Otherwise, there is speculation that the Hebrews wrote on tablets, but none seem to have survived, for various reasons - war, later religious zealots destroyed them for their blasphemy, etc.

There is an online book Bible and Spade (1936) which notes:

Quote:
Cuneiform, then, was a familiar feature of everyday life in and around Ur of the Chaldees at the time when we first hear of Abraham. It would accompany him all along the trade route through Syria to Canaan, where cuneiform inscriptions of a date far anterior to Abraham have been found. In short, it would seem certain that if the Hebrews of the second millennium, like most of the peoples among whom they moved,
had scribes of their own, cuneiform must have been the script they used.

It is noticeable, however, that the Bible makes no mention of writing amongst the Hebrews until the time of Moses, some centuries later than Abraham. In Exodus xxiv.4 (E) we are told that Moses wrote all the words of the LORD,and the statement is constantly repeated henceforward.

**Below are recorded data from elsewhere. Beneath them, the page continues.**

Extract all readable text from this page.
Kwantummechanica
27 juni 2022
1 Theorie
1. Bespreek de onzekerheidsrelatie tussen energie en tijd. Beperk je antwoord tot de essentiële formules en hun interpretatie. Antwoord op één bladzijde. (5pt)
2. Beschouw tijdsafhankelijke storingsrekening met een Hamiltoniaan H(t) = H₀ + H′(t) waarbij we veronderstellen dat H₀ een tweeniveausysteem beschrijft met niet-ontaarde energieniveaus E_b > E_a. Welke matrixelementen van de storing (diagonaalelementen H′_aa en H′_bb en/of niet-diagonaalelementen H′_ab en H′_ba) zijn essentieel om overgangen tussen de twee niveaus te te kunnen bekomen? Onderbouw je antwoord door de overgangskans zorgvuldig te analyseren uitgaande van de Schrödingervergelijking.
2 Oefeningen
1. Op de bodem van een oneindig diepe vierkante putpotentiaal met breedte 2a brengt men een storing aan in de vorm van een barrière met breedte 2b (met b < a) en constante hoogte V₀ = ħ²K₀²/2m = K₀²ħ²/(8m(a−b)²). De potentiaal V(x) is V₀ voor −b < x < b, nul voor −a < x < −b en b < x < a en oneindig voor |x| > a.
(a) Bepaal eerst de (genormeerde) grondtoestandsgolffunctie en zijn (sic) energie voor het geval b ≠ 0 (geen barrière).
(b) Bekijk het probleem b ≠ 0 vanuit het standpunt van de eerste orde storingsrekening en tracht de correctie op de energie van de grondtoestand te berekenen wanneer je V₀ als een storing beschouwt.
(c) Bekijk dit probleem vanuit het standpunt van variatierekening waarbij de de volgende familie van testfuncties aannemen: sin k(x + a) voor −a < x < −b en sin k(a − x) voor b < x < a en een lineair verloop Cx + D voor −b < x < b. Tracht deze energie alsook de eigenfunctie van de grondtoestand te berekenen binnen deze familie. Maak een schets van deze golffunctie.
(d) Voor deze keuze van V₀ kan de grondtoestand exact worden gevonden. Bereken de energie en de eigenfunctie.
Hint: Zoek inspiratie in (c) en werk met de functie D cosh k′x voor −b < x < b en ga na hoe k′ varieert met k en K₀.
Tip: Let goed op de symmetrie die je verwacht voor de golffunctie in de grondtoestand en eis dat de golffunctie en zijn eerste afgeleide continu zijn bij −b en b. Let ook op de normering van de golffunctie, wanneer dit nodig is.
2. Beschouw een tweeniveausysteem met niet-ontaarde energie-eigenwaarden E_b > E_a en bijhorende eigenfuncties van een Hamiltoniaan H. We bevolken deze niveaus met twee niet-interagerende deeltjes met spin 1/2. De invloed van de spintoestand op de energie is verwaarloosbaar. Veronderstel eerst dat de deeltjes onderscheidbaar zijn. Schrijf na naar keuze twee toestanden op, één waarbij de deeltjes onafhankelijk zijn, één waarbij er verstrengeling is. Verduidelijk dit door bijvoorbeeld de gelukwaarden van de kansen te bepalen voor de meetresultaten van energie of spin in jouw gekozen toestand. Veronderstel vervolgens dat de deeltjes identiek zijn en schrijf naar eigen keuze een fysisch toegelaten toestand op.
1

Archaeologically speaking there is no reason for questioning Moses' acquaintance with the art of writing, or the feasibility of his having inscribed his Laws on tables of stone after the manner of Hammurabi.

. . .

The Tell el Amarna tablets, written close to the Mosaic era, show that Canaanite-speaking people could write in cuneiform, and transcribe their native language where necessary in that script.